To begin your selection process, it will help you to review at least two points. First, current government employees are ineligible to serve as a private, compensated expert witness, with very narrow exceptions. Second, there may be a cooling off period following the termination of government employment.
The broad restriction against government employees serving as expert witnesses in private litigation comes from 5 CFR §2635.805(a), which reads "An employee shall not serve, other than on behalf of the United States, as an expert witness, with or without compensation, in any proceeding before a court or agency of the United States in which the United States is a party or has a direct and substantial interest, unless the employee's participation is authorized by the agency." Additional details follow in this same section.
The logic of this and other regulations and court cases upholding the regulations is fairly straightforward, including conservation of government resources. The United States Office of Government Ethics Legal Advisory DO-07-019a includes an outline of issues and cases on point.

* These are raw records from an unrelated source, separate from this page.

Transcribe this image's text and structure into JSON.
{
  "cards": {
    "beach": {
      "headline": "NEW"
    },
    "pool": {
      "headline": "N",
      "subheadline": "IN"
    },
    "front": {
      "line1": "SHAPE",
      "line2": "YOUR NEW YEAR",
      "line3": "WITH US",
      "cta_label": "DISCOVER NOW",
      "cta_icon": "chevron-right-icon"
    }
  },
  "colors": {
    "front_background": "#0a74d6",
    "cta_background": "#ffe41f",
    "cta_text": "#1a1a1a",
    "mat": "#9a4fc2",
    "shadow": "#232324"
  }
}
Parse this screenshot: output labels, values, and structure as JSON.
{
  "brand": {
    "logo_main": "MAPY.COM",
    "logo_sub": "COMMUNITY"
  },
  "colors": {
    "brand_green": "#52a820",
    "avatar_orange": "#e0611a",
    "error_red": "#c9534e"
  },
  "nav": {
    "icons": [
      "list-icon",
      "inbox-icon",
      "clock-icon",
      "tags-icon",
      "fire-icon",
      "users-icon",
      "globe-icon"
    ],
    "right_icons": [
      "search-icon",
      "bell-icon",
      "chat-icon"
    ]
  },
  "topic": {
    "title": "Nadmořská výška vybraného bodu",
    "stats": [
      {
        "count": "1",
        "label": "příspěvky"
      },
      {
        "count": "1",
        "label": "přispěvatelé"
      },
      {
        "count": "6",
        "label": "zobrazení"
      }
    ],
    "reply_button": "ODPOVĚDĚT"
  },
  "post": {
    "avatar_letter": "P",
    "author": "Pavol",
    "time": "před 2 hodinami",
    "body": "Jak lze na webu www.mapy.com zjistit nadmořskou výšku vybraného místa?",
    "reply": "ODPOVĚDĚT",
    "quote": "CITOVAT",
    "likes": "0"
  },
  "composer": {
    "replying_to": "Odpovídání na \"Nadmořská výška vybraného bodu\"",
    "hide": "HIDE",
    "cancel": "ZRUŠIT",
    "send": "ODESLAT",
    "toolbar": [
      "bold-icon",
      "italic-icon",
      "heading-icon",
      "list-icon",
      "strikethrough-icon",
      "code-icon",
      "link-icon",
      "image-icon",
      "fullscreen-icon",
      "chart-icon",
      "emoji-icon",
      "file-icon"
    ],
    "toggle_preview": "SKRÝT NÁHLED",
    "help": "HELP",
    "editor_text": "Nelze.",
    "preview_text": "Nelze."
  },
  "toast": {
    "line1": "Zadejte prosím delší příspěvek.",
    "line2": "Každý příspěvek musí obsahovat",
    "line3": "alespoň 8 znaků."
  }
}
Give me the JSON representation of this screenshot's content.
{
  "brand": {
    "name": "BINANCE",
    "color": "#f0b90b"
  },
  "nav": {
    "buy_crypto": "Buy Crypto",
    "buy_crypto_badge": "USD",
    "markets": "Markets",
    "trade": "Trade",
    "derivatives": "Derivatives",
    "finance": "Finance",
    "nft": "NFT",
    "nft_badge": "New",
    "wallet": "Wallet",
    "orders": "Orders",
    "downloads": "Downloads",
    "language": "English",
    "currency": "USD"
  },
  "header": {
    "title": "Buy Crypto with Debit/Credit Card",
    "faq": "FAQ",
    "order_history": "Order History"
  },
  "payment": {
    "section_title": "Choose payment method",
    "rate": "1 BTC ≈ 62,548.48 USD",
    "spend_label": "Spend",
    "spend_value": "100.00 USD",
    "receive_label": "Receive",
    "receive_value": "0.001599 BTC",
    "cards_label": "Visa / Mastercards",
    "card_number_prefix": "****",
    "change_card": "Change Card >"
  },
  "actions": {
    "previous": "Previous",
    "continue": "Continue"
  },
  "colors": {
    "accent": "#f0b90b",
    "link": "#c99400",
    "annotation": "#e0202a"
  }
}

It is also worth reviewing 18 USC §207, "Restrictions on former officers, employees, and elected officials of the executive and legislative branches" as restrictions may apply to certain former employees for a period of up to two years when entering into advisory or expert roles in specific types of litigation.
So what do you gain for your efforts in reviewing these and other relevant statutes, regulations, and guidance documents on the permissibility of a former government employee serving as an expert witness?
Government employees are fully immersed in the law. Where the potential government expert witness was a Member of Congress or a legislative staffer, the prospective expert witness participated in writing the law. These expert witnesses bring the added narrative of legislative intent, provisions that may have been drafted but deleted, and a subsequent amendment or modification history.
Where the potential expert witness was an agency investigator or complaint adjudicator, the prospective expert witness can add to the legal research of your team. Government employees involved in day-to-day statutory, regulatory, and advisory opinions quite often have a more fluid and detailed working knowledge of requirements than litigation attorneys with an occasional client in a given area.
The former government employee who serves as an expert witness can present a unique opportunity to lend vaulted credibility to a case, as well as legal input to the development of the theory of the case. Check for applicable restrictions to review with the prospective expert witness to ensure that as of the date of retainer, you will suffer no interruption to your case presentation at a later date.